The world looks to China for a more ambitious stance. Transforming China’s commitment to reduce coal consumption starting from 2026 into a concrete coal-reduction target for 2030 would effectively curb emissions growth.

Geopolitical factors will undoubtedly influence China’s decisions as well. Chinese policymakers are likely to weigh their options cautiously, particularly in light of the US election in November. A Trump victory might mean reduced climate pressure on Beijing from the US. Nevertheless, China should take a more proactive role in assuming global leadership, especially with the void left by the US.

Beijing has compelling reasons to elevate its climate efforts. China’s substantial investment in clean-energy manufacturing is catalyzing economic growth.

By solidifying its position as the primary global supplier of solar panels, batteries, electric vehicles, and other green technologies, China is integrating its decarbonization agenda with its economic strategy, presenting a strategic opportunity to spearhead sustainable modernization.

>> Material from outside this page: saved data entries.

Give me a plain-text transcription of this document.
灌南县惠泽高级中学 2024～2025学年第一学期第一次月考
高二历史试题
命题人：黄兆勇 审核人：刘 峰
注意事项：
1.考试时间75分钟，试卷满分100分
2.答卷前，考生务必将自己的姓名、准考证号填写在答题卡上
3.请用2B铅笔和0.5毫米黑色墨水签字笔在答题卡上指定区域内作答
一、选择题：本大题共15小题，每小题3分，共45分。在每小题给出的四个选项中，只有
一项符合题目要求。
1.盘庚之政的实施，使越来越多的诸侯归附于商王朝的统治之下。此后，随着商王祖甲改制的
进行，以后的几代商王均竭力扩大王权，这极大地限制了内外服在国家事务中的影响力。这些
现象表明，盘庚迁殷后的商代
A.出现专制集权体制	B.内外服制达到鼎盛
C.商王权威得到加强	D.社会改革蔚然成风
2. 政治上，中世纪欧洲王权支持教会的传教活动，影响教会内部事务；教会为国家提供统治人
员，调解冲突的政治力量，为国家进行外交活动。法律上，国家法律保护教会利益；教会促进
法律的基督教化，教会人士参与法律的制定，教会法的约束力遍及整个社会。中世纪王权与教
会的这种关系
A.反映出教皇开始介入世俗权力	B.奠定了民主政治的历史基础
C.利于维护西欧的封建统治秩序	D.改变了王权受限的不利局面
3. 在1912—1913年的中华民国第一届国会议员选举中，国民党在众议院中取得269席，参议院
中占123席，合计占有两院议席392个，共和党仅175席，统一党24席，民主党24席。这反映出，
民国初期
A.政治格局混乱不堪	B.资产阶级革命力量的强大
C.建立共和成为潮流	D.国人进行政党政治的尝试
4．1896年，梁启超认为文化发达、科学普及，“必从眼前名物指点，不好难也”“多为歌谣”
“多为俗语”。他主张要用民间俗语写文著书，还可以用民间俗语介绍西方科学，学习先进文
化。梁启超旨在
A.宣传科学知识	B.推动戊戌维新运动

This surge in clean-energy initiatives could expedite China’s reduction of CO2 emissions by 2024, potentially achieving emissions peak well before 2030. If China reaches this milestone before 2025, it could make substantial emissions cuts by 2035, the same year it aims to achieve moderate development status.

In fact, given China’s progress towards this status, it should specify a concrete emissions reduction target for 2035—a goal few developing countries have set so far.

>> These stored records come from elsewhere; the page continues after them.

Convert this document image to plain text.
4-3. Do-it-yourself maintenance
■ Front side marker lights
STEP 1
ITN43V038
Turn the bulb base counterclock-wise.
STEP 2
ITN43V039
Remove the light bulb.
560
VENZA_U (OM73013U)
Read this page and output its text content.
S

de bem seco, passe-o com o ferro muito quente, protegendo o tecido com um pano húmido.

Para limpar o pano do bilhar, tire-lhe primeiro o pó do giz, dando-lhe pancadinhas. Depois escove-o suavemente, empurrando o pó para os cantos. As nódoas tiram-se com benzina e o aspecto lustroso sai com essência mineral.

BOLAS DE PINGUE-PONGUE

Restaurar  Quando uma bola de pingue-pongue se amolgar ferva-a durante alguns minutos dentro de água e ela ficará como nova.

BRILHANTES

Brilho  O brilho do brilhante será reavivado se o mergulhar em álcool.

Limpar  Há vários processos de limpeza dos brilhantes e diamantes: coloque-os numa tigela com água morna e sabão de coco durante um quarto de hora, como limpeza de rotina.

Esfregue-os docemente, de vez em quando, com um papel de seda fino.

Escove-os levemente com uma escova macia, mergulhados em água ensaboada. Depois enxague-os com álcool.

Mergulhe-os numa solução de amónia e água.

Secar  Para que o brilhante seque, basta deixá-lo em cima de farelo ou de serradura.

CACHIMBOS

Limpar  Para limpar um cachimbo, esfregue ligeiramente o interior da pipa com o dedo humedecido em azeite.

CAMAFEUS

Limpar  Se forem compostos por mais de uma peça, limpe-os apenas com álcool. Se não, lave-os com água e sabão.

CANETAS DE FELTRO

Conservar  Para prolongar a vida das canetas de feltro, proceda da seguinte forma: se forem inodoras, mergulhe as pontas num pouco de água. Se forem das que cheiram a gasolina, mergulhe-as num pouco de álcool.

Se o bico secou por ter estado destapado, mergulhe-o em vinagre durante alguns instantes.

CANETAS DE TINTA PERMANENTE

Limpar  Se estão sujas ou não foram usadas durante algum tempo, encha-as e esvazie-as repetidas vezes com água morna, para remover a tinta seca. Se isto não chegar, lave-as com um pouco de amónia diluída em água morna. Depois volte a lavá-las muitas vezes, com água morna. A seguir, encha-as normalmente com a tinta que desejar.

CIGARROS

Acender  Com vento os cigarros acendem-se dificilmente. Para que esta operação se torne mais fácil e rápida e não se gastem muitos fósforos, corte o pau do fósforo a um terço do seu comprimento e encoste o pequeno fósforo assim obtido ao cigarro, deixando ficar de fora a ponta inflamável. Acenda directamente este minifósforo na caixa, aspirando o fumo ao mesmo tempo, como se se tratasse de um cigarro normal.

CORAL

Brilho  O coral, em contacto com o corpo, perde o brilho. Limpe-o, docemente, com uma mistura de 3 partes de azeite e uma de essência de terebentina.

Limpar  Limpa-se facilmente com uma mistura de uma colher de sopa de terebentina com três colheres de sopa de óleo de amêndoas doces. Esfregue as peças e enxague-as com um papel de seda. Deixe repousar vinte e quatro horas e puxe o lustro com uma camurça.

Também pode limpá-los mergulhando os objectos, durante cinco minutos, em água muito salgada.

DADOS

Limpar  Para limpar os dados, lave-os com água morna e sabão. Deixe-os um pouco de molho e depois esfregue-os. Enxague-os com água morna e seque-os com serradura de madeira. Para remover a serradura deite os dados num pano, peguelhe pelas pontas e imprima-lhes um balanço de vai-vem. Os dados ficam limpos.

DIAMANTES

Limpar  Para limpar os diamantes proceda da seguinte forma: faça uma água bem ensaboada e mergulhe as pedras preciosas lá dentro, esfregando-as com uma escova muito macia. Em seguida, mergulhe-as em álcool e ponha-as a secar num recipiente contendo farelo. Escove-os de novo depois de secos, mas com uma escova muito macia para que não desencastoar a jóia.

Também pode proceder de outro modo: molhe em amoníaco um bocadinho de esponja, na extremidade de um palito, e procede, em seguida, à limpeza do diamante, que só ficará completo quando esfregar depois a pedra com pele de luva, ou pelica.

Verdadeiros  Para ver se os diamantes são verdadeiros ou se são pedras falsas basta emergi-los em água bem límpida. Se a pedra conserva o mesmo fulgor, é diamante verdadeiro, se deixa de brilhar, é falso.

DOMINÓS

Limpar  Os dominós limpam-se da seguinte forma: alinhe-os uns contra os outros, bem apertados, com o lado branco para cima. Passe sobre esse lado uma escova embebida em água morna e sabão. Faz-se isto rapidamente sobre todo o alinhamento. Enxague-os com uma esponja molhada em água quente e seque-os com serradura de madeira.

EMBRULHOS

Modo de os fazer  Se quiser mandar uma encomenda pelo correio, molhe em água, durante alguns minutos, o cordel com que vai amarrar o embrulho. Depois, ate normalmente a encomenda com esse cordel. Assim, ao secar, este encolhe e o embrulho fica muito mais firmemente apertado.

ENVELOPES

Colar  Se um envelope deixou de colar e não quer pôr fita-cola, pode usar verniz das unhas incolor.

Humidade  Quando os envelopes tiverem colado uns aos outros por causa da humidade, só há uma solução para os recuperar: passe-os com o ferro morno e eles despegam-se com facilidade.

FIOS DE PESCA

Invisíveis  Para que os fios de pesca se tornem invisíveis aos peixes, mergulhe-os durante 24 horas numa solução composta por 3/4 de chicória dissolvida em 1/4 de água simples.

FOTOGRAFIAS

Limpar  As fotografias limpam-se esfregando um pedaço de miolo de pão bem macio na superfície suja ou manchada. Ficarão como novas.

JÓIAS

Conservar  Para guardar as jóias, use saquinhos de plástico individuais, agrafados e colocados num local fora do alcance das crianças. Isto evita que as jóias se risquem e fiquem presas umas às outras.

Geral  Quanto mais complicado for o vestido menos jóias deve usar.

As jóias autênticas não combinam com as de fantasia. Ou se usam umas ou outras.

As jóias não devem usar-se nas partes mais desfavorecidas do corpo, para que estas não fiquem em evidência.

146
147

Chinese policymakers face intricate decisions in setting climate objectives. Some decisions, like selecting a base year for emissions measurements, seem technical but carry significant environmental consequences.

For instance, setting a percentage target to reduce emissions from an undefined peak to 2035 might appear logical, but it could incentivize industries nearing their targets to delay peak emissions. This approach could also cast uncertainty on China’s emissions in 2035, as the peak from which emissions will decrease may not be immediately evident.

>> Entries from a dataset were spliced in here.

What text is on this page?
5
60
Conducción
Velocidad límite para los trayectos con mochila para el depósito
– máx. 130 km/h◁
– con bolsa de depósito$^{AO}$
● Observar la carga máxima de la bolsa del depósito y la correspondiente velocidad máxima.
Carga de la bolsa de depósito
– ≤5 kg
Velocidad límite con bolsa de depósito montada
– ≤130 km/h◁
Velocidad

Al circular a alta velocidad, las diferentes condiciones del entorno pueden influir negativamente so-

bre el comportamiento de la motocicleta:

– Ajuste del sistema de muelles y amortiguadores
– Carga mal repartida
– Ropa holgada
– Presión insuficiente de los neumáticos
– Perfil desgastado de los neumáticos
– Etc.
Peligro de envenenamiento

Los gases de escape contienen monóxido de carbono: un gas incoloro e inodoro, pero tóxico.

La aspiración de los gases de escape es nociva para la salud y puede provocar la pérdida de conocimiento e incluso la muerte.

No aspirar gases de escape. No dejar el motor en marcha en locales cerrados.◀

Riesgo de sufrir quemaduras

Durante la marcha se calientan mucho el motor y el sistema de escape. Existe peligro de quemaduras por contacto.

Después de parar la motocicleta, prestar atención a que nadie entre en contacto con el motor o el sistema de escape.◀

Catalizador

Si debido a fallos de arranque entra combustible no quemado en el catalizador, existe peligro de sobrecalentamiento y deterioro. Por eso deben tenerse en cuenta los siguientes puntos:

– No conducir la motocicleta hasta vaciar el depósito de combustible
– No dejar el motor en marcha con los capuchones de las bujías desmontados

Alternatively, using a historical base year, like 2020 or 2015, would be more straightforward but might yield an overly conservative target, considering China’s substantial investment in coal and unclear emissions trajectory.

For instance, if China’s recent economic slowdown causes emissions to plateau, such a target might require minimal climate action post-2030. However, the world requires a more ambitious approach from China. Translating China’s commitment to reducing coal consumption from 2026 onward into a measurable coal reduction target for 2030 would effectively cap emissions increases.

Over the next year, all eyes will be on China to observe how it navigates the complexities of establishing new NDC commitments. Pursuing an ambitious strategy could accelerate the domestic energy transition, which is already stimulating economic growth, while solidifying a leadership role in the global fight against climate change.